19Une telle théâtralisation se soutient également d’une logique du contraste : contraste entre les différents personnages du manager et du managé, du coacher et du coaché, de l’industriel et du financier, etc. ; contraste entre l’imaginaire et le langage associés au personnage dans la conscience commune et ceux que F. Lordon lui attribue ou dont il l’entoure34 ; contraste entre les situations sociales annoncées par le discours technique et/ou idéologique de la finance et le résultat, dans « le réel », des dispositions du capitalisme financier que Lordon peint à son lecteur en vis-à-vis. Sa stratégie discursive procède par différenciation ou polarisation, qui n’a pas seulement pour effet de permettre au lecteur une identification nette des personnages et des logiques passionnelles qui les traversent, mais qui met également en évidence les limites respectives des différents types et complexes affectifs en même temps qu’il marque dans le discours lui-même son propre geste de figuration. Au final, et en forçant un peu les choses, on pourrait dire que l’effet de ces choix d’écriture tient aux paradoxes suivants : la narration construit du récit pour le faire ensuite tourner à vide, la fictionnalisation provoque tout sauf une « immersion » dans l’univers représenté, la théâtralisation pointe elle-même du doigt les jeux de contraste qu’elle a provoqués. Autrement dit, loin de plonger le lecteur dans un oubli du réel, loin de le placer dans une position de pur spectateur d’un drame intense mais lointain, l’écriture de F. Lordon en passe par les détours de la représentation pathémique pour provoquer ce qu’on pourrait appeler une émersion fictionnelle35, c’est-à-dire un retour au réel à partir des situations vécues dans la fiction, et chargé des affects suscités par celles-ci.
20C’est de ce paradoxe dont veut rendre compte l’étiquette discours d’affectation : elle entend désigner à la fois un discours chargé d’affects et investi lui-même dans la dynamique pathémique, mais d’une manière (« affectée ») qui suscite chez le récepteur une déprise par rapport à cette dynamique même.
4. Le discours d’affectation en régime néolibéral
21Il reste à aborder une question : pourquoi adopter la voie du discours d’affectation ? C’est que le discours de la finance, s’il assume la part épithumogénique de toute formation sociale, s’emploie dans le même geste à la dénier. Dans Capitalisme, désir et servitude, F. Lordon insiste en effet sur le revers de la mise à l’avant-scène du jeu des désirs par le discours de la finance, c’est-à-dire de l’enjeu politique des affects, en d’autres termes encore des rapports de puissance que traduisent les rapports affectifs : annonçant clairement son objectif de faire coïncider la vie désirante des salariés avec la vie de l’entreprise, et donc d’aligner les désirs des salariés sur ceux des managers, patrons ou des actionnaires, bref sur le « désir-maître »36, le capitalisme financiarisé rend ainsi visible aux yeux de tous la folie des grandeurs qui l’anime – non seulement contrôler les corps des salariés au travail ou dans la sphère de la consommation, mais posséder leurs âmes.

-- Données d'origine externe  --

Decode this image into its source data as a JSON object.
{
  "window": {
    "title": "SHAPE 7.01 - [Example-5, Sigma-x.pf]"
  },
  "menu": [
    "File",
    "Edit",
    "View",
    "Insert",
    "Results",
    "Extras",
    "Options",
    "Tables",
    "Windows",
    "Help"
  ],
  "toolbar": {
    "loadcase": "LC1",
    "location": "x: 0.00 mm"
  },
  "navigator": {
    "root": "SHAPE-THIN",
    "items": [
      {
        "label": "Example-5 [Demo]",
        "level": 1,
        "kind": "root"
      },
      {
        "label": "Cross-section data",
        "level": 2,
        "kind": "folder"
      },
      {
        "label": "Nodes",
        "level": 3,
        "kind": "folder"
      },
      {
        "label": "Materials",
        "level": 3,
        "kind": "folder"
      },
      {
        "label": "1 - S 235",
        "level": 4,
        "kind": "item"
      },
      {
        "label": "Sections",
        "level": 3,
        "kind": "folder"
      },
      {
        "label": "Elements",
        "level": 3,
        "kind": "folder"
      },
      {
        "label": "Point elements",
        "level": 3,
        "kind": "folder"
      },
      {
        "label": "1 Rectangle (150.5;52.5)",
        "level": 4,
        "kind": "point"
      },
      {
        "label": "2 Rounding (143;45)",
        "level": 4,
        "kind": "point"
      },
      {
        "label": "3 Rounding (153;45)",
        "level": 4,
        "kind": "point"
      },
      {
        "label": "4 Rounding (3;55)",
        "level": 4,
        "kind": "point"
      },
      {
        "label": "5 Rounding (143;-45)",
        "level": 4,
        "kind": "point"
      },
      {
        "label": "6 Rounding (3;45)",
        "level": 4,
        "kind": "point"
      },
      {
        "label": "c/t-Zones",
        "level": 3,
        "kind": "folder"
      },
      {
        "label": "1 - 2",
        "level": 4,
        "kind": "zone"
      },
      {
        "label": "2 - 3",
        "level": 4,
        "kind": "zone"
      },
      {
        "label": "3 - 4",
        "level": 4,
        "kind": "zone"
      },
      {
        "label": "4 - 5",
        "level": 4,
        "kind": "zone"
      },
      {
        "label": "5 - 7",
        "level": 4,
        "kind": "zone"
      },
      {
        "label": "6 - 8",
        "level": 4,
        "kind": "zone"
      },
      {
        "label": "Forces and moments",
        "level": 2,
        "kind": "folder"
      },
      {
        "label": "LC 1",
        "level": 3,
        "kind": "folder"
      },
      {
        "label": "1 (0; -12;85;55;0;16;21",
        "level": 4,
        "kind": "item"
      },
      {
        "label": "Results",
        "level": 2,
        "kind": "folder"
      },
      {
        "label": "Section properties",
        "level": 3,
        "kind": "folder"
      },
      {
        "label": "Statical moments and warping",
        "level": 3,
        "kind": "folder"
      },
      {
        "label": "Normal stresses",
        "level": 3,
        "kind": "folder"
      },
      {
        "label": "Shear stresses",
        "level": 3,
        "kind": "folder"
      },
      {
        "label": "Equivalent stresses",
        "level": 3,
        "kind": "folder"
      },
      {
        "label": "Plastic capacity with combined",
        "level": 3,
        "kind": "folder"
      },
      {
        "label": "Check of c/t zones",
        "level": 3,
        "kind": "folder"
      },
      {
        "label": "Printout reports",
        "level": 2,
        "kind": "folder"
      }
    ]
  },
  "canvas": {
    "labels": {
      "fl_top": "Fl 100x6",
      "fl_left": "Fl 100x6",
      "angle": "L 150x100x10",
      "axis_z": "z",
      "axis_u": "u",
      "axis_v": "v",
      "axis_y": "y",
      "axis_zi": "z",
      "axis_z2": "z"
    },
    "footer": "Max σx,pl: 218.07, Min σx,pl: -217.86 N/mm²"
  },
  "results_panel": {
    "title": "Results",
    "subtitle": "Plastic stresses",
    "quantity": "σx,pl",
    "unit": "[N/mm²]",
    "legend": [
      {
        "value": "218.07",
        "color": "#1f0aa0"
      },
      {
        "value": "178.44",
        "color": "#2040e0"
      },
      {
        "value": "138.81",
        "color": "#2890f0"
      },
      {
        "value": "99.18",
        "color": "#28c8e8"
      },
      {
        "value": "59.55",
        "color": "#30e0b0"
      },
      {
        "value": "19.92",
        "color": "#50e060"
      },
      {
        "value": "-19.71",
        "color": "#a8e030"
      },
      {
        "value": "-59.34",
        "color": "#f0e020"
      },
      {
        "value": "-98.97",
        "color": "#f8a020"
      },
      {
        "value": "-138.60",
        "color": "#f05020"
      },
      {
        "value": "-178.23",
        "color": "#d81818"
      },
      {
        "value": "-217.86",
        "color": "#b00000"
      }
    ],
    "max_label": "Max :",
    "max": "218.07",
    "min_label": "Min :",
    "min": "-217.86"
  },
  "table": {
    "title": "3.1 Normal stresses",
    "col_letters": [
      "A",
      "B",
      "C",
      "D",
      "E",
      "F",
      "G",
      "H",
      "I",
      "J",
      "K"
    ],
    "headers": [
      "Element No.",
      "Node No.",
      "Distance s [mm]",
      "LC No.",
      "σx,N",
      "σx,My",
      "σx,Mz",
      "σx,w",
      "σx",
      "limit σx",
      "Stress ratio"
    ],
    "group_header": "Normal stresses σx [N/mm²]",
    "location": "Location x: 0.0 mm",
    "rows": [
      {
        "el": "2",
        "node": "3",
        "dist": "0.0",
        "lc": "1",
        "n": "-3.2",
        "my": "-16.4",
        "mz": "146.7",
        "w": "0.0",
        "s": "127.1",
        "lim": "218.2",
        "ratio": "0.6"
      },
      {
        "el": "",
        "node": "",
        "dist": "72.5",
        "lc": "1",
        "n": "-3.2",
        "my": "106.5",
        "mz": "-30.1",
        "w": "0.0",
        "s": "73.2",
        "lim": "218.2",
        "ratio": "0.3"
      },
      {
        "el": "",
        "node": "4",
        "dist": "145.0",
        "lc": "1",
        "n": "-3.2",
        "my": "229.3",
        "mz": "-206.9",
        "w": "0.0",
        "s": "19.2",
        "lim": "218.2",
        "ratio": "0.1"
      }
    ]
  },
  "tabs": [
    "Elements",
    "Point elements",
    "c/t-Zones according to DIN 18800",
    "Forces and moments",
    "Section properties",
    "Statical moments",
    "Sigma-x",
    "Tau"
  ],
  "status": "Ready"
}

22Pour conjurer les effets dangereux d’une telle exhibition, le discours idéologique néolibéral double l’idéal de la réalisation de soi et de l’épanouissement de soi au travail, d’un idéal d’adaptation au monde, et doit sans cesse convertir ces deux idéaux l’un dans l’autre – l’on comprend maintenant l’importance d’une phénoménalisation complexe du monde, dans laquelle le discours technique joue pleinement sa part, indépendamment de son degré de véracité. De la sorte, la production de désirs « colinéarisés », alignés au désir-maître du capital, n’apparaît plus à proprement parler comme une production traduisant dans la vie affective un rapport de domination. L’épithumogénie néo-libérale se présente sous la forme toute stoïcienne du bon usage de ce qui dépend de nous : s’adapter ou non, accueillir avec joie ou avec tristesse les nouvelles formes d’organisation du travail et de la vie sociale. C’est ce que F. Lordon identifie dans le « projet de refouler à tout prix tout mouvement d’extrospection, c’est-à-dire tout retournement du regard vers l’extérieur des forces qui saisissent les individus, et de les maintenir ferme dans le registre exclusif de l’introspection, comme une manière de leur répéter que ce qui leur arrive dans l’entreprise n’est pas questionnable – l’étant seulement la façon dont ils feront avec37. » Il s’agit bien de produire des désirs colinéarisés en déniant le geste même de cette production par sa présentation sous la forme d’une acceptation ou d’un renoncement à l’adaptation nécessaire au monde : amor ou horror fati capitalistis, en tant que tel indépassable, par définition38.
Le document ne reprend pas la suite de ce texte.